How to vary the types of run you do
"Depending on your goal, there are a number of different ways to program your week. If you are purely looking to finish the race, you want to focus on increasing your weekly distance, you can vary the week with long easy runs (used to feel comfortable and for enjoying the run) and high intensity short 30-45min runs (used to increase the impact on the feet, strengthen joints and increase cardiovascular fitness).
If the goal is time dependant, then you need to focus on one or two long runs or week, plus two or three short sessions to focus on speed work. For example: 5x800m or 10x800m (each 800m needs to be above race pace to improve leg stride and cardiovascular function), another alternative is to run at race pace and every 1km sprint for 30 secs, then return back to race pace again.
The most important rule for any marathon goal is to accumulate the distance per week and to practice a 20 miles run or more 4 weeks before race day, this will give you a good feeling for what is in store. The latest point to start running is 4 months before race day (6 months is ideal for any runner), complete mini targets early as lack of training causes injuries, we can all run long distance at any time, but not pain free."
Exercises to help improve your running or avoid common injuries
- Goblet squats (help increase hip mobility and balance)
- Captain Morgans (increase strength and stability of the glutes)
- Split squats (strength and stability of ankles and knees)
- Curtsies squats (mobility and function of lateral movement of hips)
- Back extensions with reach to knees (lower back strength)
- Wall lean and twists (strengthen and stabilise lateral movement of torso)
What to do on rest days
"Reduce stress levels to promote immune system recovery, eat protein to promote muscular recovery and sleep to help the body fully repair and prepare for next training day.
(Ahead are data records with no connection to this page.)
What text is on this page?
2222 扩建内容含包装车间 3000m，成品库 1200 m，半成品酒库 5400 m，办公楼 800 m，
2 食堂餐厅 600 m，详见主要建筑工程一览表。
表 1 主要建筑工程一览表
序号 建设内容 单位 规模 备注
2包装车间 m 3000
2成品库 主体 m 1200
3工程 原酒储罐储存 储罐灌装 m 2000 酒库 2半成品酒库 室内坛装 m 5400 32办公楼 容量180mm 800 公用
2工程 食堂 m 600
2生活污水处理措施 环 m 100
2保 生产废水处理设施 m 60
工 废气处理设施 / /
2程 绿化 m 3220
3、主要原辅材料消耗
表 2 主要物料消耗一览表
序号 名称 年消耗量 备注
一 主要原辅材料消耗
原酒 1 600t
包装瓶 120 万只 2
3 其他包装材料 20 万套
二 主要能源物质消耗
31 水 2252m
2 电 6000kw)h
The best athletes are those that focus on their recovery phase and recharging the body. You can drive your sports car every day, but if you do not add fuel, you cannot drive it again and if you do not spend time upgrading parts (recovering), the car will not go faster for longer."
Other ways to improve your fitness ready for the marathon
"Cross training (non-running specific exercise) is another option to complete to help improve your marathon abilities. Taking part in group exercise classes can increase your cardiovascular function or joint mobility, without the foot ache from all of the miles. Try switching one of your short intense runs for a Punch/Boxing class, Group cycle class or Grid class to increase your fitness and try Reformer Pilates or Yoga to increase mobility and core stability."
Any other recommendations
"Don’t go your whole training plan alone, every week or two take someone fitter than you for a run, they will help you add extra miles or increase your pace. You will even share alternative running practices. As long as you clock the miles required, everything else is a bonus.
Fuelling before the event is more important than during, many inexperienced runners rely on fuel found at an event or take packaged fuel with them, focus on the running and not the fuelling, rely on your previous training and your nutrition prep work."